My wife and I stopped for sandwiches at Wawa and, while they were being prepared, we grabbed two corn muffins from the self-serve bakery case for tomorrow's breakfast. The usual clear plastic bakery bags had been replaced with smaller bags usually reserved for soft pretzels. They were even imprinted with the UPC code for pretzels. With no other option, I shoved two muffins into the bag and got in line at the checkout. When it was my turn, I handed the cashier my bar-coded order receipt for the sandwiches, along with the muffin-stuffed bag. Without batting an eye, the young lady scanned the bar code on the bag. The cash register screen identified the purchase as "two pretzels" at a cost of $1.19. Mrs. P. brought the discrepancy to the cashier's attention.

"Those are muffins," she noted, "not pretzels. I'm not sure if muffins are the same price."

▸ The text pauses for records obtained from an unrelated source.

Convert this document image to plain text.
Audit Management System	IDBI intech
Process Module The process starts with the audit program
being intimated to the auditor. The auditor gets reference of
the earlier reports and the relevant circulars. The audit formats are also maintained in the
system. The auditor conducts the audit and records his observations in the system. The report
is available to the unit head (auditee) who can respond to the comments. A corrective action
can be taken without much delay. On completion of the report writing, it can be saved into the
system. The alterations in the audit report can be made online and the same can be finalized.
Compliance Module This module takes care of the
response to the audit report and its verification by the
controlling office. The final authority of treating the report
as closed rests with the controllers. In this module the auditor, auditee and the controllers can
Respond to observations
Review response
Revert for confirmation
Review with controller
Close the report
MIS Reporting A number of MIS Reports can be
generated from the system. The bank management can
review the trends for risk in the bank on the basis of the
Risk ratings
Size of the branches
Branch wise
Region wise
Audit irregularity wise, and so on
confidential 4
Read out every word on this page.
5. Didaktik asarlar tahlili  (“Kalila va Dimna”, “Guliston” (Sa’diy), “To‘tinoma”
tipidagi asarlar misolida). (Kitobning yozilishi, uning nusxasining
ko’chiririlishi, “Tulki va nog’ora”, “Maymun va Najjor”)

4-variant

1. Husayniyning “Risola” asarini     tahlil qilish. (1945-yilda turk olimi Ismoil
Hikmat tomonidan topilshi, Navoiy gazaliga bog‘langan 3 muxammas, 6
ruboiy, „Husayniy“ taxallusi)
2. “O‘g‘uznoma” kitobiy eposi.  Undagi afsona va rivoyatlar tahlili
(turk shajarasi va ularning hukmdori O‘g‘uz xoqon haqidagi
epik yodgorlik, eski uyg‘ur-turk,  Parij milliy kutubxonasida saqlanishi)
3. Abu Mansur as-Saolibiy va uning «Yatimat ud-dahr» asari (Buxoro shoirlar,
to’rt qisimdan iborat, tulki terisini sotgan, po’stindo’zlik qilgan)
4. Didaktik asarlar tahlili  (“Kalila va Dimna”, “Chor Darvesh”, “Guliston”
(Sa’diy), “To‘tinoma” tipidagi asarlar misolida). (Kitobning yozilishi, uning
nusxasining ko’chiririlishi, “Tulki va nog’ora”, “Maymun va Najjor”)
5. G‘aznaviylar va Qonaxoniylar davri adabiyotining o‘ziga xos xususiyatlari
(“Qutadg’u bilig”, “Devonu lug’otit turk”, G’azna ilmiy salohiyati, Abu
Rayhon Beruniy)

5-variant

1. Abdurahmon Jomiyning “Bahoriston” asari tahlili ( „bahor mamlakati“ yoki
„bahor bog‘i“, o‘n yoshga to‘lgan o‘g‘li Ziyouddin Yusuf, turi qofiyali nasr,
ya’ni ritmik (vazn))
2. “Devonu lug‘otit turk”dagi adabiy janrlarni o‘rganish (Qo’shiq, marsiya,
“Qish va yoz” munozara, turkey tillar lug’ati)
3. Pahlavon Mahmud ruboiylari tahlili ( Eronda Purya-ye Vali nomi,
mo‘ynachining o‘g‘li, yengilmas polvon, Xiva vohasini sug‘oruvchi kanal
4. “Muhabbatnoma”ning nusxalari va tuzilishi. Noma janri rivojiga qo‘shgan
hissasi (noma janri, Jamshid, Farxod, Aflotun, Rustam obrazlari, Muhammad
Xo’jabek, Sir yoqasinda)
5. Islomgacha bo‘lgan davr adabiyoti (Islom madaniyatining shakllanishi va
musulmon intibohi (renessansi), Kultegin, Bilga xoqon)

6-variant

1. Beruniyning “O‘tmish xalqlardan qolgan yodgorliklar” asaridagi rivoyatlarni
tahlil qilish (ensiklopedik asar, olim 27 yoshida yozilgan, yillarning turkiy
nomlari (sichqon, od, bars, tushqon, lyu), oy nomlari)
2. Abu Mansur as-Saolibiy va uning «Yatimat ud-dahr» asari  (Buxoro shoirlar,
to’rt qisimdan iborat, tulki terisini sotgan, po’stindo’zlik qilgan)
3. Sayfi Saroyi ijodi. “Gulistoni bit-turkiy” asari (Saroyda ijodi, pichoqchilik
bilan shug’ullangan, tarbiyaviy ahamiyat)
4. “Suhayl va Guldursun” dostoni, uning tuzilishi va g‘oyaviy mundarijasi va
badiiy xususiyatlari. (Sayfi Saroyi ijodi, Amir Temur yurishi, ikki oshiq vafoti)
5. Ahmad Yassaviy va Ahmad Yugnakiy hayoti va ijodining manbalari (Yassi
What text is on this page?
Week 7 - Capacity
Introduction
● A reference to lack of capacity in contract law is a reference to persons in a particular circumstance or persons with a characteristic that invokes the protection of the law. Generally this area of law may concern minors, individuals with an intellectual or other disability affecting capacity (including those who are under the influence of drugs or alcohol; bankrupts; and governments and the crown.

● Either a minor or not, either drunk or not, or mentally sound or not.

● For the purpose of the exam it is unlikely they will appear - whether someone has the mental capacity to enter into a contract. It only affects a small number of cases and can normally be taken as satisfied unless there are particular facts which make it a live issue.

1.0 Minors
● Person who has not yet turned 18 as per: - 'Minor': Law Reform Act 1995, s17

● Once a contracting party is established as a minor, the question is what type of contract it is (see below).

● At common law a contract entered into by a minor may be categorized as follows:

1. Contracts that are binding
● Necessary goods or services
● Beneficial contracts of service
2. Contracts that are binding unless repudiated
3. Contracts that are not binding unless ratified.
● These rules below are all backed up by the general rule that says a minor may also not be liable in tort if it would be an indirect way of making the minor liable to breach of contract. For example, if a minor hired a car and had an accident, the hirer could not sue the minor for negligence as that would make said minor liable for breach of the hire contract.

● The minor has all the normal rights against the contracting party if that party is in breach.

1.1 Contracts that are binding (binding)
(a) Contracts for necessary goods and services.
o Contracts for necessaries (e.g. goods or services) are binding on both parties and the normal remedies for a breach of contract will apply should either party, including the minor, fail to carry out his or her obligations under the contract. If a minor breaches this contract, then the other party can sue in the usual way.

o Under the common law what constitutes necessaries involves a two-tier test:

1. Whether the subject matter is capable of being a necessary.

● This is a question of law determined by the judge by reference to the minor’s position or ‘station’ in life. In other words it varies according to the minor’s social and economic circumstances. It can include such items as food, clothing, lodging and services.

The cashier was just as confused. She sought assistance from the store manager. The manger, an unusually unfriendly fellow, corrected the item and informed the cashier that muffins were $1.59 each. The item was voided and the right price was entered. Because I pride myself on being honest, I joked that I would have felt bad cheating Wawa out of eighty cents. The cashier awkwardly smiled, obviously not getting my attempt at humor.

We picked up our wrapped sandwiches and, as we crossed the floor towards the exit, a doughnut rolled across our path. We looked in the direction of the rolling pastry. The manager was dumping every last morsel of doughnut, cruller, croissant and — yes! even muffins! — into a large, industrial-size trash receptacle.

Mrs. P spoke up. "You're throwing everything away? After we just paid full-price for those muffins? Even though you charged us the wrong price and we honestly paid the higher price. Now you're throwing them away?"

The manager stared blankly at us. "Well, we're getting a delivery of fresh ones."

So, how were we rewarded for our honesty? We paid full price for muffins that were 90 seconds away from becoming trash.

Thanks, Wawa.

* * * * UPDATE * * * * 
Wawa redeems themselves with a letter of apology and a ten dollar gift card. Muffins for everyone!